I think appreciation of the “darkness” challenges and helps to clarify your desires. As I emphasized in To Understand Desire, Get F*%ed by Life, you may find that what life throws at you is really what you wanted- even if it “sucks.”
This may sound strange, but perhaps you’ll realize that you desire challenges and plot twists. Goals don’t have to be so straightforward, such that wanting a house means you also want it to magically appear to you. No, perhaps you want to build that house in the middle of the woods only using tools you can hold in your hands—and you have to fight off hungry wolves in the process. Why? This way is more fun. J
Loving the Adventure
So maybe you do want an amazing woman, or man, or dog in your life who will love you as unconditionally as is possible in this physical reality. But do you really want her/him/it to materialize in front of you at this very instant, ready to carry you off into dreamland? Certainly you have some resistance to that happening, which is precisely why it has not happened.
I think you’d prefer to have a string of partial matches first, who lead you on some cool yet also thanklessly-painful adventures. Could you even appreciate or be ready for the magic-match without those, anyway?
Perhaps this desire for the pain is really just resistance to your desires. A lot of is probably is. As long as you resist your desires you will not receive them in full.
To lower that resistance you may just have to lead yourself through a thought process. Maybe undergo a little journaling exercise. Then Candy Land shall come to you.
Other times, however, it may not be so simple. You may be like little 14 year old Kim, who doesn’t know that giving up resistance to your desires is even a thing you can do. Maybe there’s no way for you to understand that your desires are attainable at this time.
In that case, you will have to go through some pain. Lowering resistance will be an adventure. Thought is required, but the mode of letting go will be action. Experience shall set you free. It is often the best, and sometimes the only, way through.
How about the whole, “To love another you must first love yourself” business? What does that even mean? In a subjective-reality context, this makes perfect sense. Reality is a reflection of what is going on in you (no, not your bowel movements… Actually, it very well could be those).
If you hate yourself, the world will respond in kind by making itself a hateful place for you to live in.
If you think you are mediocre, you will be surrounded (mostly) by mediocrity.
But if you love yourself, you will be met with a reflection of those parts of yourself (most likely in the form of another person, but maybe not!) that you love.
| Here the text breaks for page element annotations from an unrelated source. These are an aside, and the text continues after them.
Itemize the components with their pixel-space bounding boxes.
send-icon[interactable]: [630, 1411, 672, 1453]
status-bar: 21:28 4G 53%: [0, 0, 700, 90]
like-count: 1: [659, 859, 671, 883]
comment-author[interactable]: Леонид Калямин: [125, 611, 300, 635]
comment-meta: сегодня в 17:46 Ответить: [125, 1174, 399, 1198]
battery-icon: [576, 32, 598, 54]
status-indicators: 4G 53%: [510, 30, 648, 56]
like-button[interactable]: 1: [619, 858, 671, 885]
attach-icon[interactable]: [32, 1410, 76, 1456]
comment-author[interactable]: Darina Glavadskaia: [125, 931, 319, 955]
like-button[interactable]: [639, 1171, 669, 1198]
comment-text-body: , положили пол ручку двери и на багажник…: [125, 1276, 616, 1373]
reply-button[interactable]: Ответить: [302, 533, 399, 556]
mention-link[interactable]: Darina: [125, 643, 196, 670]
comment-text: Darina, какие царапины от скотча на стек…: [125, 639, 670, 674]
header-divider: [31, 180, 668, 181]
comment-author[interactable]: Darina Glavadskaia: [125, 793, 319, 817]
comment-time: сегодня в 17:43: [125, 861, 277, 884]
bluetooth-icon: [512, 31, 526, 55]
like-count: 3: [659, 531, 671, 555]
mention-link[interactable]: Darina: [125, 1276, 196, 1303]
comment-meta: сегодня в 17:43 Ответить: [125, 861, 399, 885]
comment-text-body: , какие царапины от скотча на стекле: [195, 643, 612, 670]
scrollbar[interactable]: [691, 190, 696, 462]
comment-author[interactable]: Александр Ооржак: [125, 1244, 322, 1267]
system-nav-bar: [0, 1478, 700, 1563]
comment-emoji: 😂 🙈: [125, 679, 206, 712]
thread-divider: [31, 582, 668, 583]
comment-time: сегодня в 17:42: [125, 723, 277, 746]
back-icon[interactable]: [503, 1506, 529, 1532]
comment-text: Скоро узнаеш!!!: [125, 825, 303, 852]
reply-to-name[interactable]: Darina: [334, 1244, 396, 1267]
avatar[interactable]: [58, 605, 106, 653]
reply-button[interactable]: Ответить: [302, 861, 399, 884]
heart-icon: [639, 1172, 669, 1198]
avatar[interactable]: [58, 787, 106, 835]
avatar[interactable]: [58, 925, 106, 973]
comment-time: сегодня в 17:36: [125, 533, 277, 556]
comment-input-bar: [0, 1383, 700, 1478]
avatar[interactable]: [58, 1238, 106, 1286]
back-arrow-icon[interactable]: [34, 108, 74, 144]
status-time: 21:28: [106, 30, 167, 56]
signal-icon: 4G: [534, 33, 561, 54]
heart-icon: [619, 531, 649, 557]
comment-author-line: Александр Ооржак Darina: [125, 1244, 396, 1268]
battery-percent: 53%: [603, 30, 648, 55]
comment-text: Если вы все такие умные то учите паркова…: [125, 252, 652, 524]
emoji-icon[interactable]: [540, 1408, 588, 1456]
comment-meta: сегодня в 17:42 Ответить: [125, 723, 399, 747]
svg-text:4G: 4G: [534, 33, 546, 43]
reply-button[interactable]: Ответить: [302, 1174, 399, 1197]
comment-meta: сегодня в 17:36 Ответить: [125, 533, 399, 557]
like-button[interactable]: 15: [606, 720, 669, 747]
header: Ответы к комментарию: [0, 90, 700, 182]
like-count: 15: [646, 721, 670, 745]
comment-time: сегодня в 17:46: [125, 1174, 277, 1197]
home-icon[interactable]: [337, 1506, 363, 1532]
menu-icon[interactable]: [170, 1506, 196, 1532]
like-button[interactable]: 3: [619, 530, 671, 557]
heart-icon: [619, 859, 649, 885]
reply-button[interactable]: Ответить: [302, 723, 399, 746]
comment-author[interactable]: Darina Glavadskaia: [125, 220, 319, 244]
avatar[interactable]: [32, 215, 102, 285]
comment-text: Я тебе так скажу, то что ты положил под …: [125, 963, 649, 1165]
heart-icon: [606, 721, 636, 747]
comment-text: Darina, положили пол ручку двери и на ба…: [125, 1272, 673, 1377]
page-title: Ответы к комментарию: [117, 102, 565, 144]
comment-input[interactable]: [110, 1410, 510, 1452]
What’s awesome about this is that you’ll find, in that other person, all those extra juicy parts of yourself you didn’t even know were there. Ooh-la-la! J
But remember what I said about love: you can’t just want to love someone or something. You can’t wish yourself into it. You gotta mean it, with all of yourself.
It’s like going on an adventure. If you don’t really want to be on that adventure, you’ll know. You’ll have doubts throughout. You’ll sigh here and there. You’ll feel miserable. Finally, you’ll back out. Your body may have started down the path, but your mind, emotions, and spirit never showed up. Candy Land just wasn’t cut out for them.
On top of that, love is not static. It’s not as simple as plugging the TV into an outlet and being done with it forever. Within consciousness, connections change. Sometimes it’s like a crazy dream, where the whole scene changes every minute.
Love and Adventure are not mutually exclusive, ya know. If you want one, you sure as hell better be ready for the other.
I know I wouldn’t have it any other way. It’s okay if you would, but realize that your experience may be suboptimal. But hey, who knows- maybe you need some bad humor to appreciate what’s actually funny when you finally hear it.
And if you can’t work up any appreciation within yourself? Appreciate the lack of appreciation. You don’t always have to be so glowing and touchy-feely anyway.